The Public Employees Relations Commission, a small state agency of about 30 employees, basically acts as the National Labor Relations Board for Florida’s public sector. It conducts union elections (including the new, massive wave of recertification attempts), investigates unfair labor practice allegations and the like. It’s also, notably, been unduly burdened by the 2023 union law, more than tripling its workload.
Metadata and comments on early versions of the anti-union proposal this year (which would have given Carpenter a salary boost) implicate Carpenter in the bill’s drafting, as well as a hearing officer and general counsel for her agency. The latter two offered feedback on technical issues (and suggested fixes) within the draft, while Carpenter appeared to coordinate communication efforts with the bill sponsors. She emailed draft legislation to them that they later filed for consideration by their respective chambers.

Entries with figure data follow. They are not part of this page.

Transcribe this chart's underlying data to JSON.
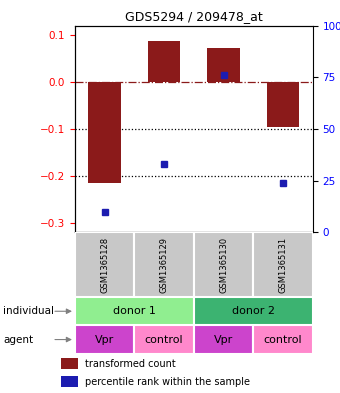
{
  "title": "GDS5294 / 209478_at",
  "samples": [
    "GSM1365128",
    "GSM1365129",
    "GSM1365130",
    "GSM1365131"
  ],
  "bar_values": [
    -0.215,
    0.088,
    0.072,
    -0.095
  ],
  "percentile_values": [
    10,
    33,
    76,
    24
  ],
  "bar_color": "#8B1A1A",
  "dot_color": "#1C1CB0",
  "ylim_left": [
    -0.32,
    0.12
  ],
  "ylim_right": [
    0,
    100
  ],
  "yticks_left": [
    0.1,
    0.0,
    -0.1,
    -0.2,
    -0.3
  ],
  "yticks_right": [
    100,
    75,
    50,
    25,
    0
  ],
  "hline_y": 0.0,
  "dotted_lines": [
    -0.1,
    -0.2
  ],
  "individual_labels": [
    "donor 1",
    "donor 2"
  ],
  "agent_labels": [
    "Vpr",
    "control",
    "Vpr",
    "control"
  ],
  "individual_colors": [
    "#90EE90",
    "#3CB371"
  ],
  "agent_colors_map": {
    "Vpr": "#CC44CC",
    "control": "#FF88CC"
  },
  "gsm_bg_color": "#C8C8C8",
  "legend_bar_label": "transformed count",
  "legend_dot_label": "percentile rank within the sample",
  "bar_width": 0.55,
  "dot_size": 5
}
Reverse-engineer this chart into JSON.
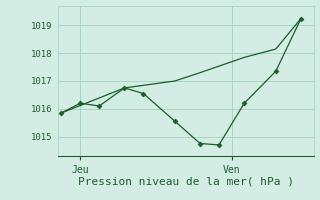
{
  "background_color": "#d4ede4",
  "grid_color": "#aad4c4",
  "line_color": "#1a5e28",
  "marker_color": "#1a5e28",
  "xlabel": "Pression niveau de la mer( hPa )",
  "ylim": [
    1014.3,
    1019.7
  ],
  "yticks": [
    1015,
    1016,
    1017,
    1018,
    1019
  ],
  "xtick_labels": [
    "Jeu",
    "Ven"
  ],
  "line1_x": [
    0,
    1.5,
    3,
    5,
    6.5,
    9,
    11,
    12.5,
    14.5,
    17,
    19
  ],
  "line1_y": [
    1015.85,
    1016.2,
    1016.1,
    1016.75,
    1016.55,
    1015.55,
    1014.75,
    1014.7,
    1016.2,
    1017.35,
    1019.25
  ],
  "line2_x": [
    0,
    5,
    9,
    11,
    14.5,
    17,
    19
  ],
  "line2_y": [
    1015.85,
    1016.75,
    1017.0,
    1017.3,
    1017.85,
    1018.15,
    1019.25
  ],
  "jeu_x": 1.5,
  "ven_x": 13.5,
  "xlim": [
    -0.3,
    20
  ]
}
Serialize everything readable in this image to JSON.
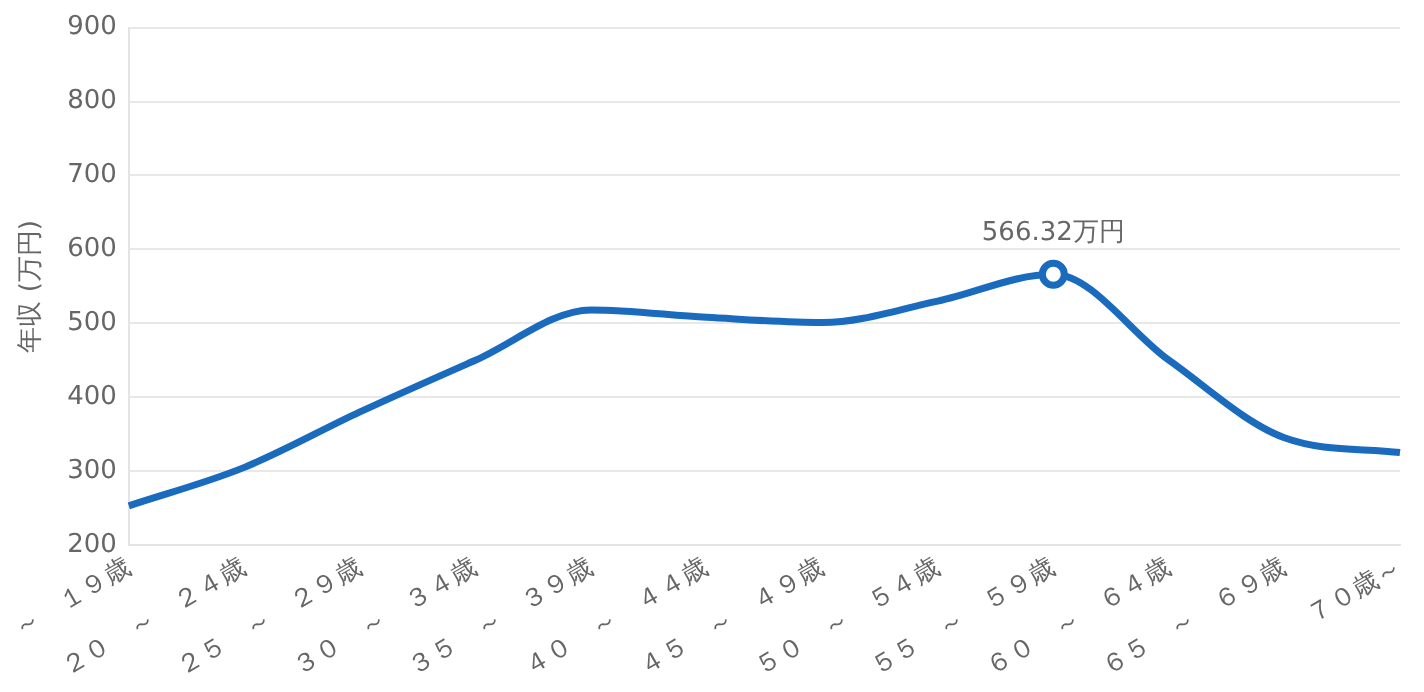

Carpenter, a Trump ally and former lawyer for a private equity investment company in Winter Park, was quietly appointed by DeSantis to lead the Commission last March. The leadership change wasn’t publicly announced, but came after a contentious rule-making process for the 2023 union law that left chaos and confusion in its wake.
“My guess is most people [unions] are going to get stronger, and get more dues payers, and we’re not going to have everyone on elections every year,” remarked former PERC chair Don Rubbotom during a Sept. 2023 rule-making workshop. “That’s my hope,” he added.
Andrew Spar, president of the statewide teachers’ union, previously told me he saw this year’s proposal as a response to unions’ broad success in recertifying, despite the challenges they’ve faced in doing so.
“We want our union, and we want this nonsense of making us jump through hoops to keep our union and to negotiate fair pay, fair benefits and fair working conditions to stop,” he told me in an interview for Orlando Weekly.
Despite hurdles imposed by the 2023 law, not a single FEA-affiliated union has been decertified yet, according to public election records. Members of dozens of other unions, meanwhile, are still waiting for their voices to be heard as PERC scrambles to schedule and conduct recertification elections.
A pattern of losses for DeSantis
This isn’t the first bill introduced during the 2025 state legislative session this year that appears to have come from Gov. DeSantis’ office and failed to pass. Last month, I reported for Orlando Weekly that a set of bills aiming to roll back the state’s child labor laws also came from the governor’s office.
DeSantis claimed publicly that Florida’s teenagers should be able to fill jobs vacated by immigrant and undocumented workers, as both the state and federal government work in lockstep to conduct the “largest deportation operation in American history.”
That proposal, like the anti-union proposal, died earlier this month, following the conclusion of most of state lawmakers’ policy work this session.
Florida’s 2025 legislative session officially kicked off in early March and was scheduled to end Friday, May 2. Because lawmakers didn’t reach an agreement on a state budget for the next fiscal year, however, they’ll be heading back to Tallahassee to hash things out. All but a select few bills pertaining to the budget that hadn’t been passed as of May 2 have officially been withdrawn and are presumed dead.
Among the deceased this year include efforts to strip temp workers of decades-old labor protections, gift employers a minimum wage loophole, and make it harder for Floridians to access the state’s meager unemployment benefits.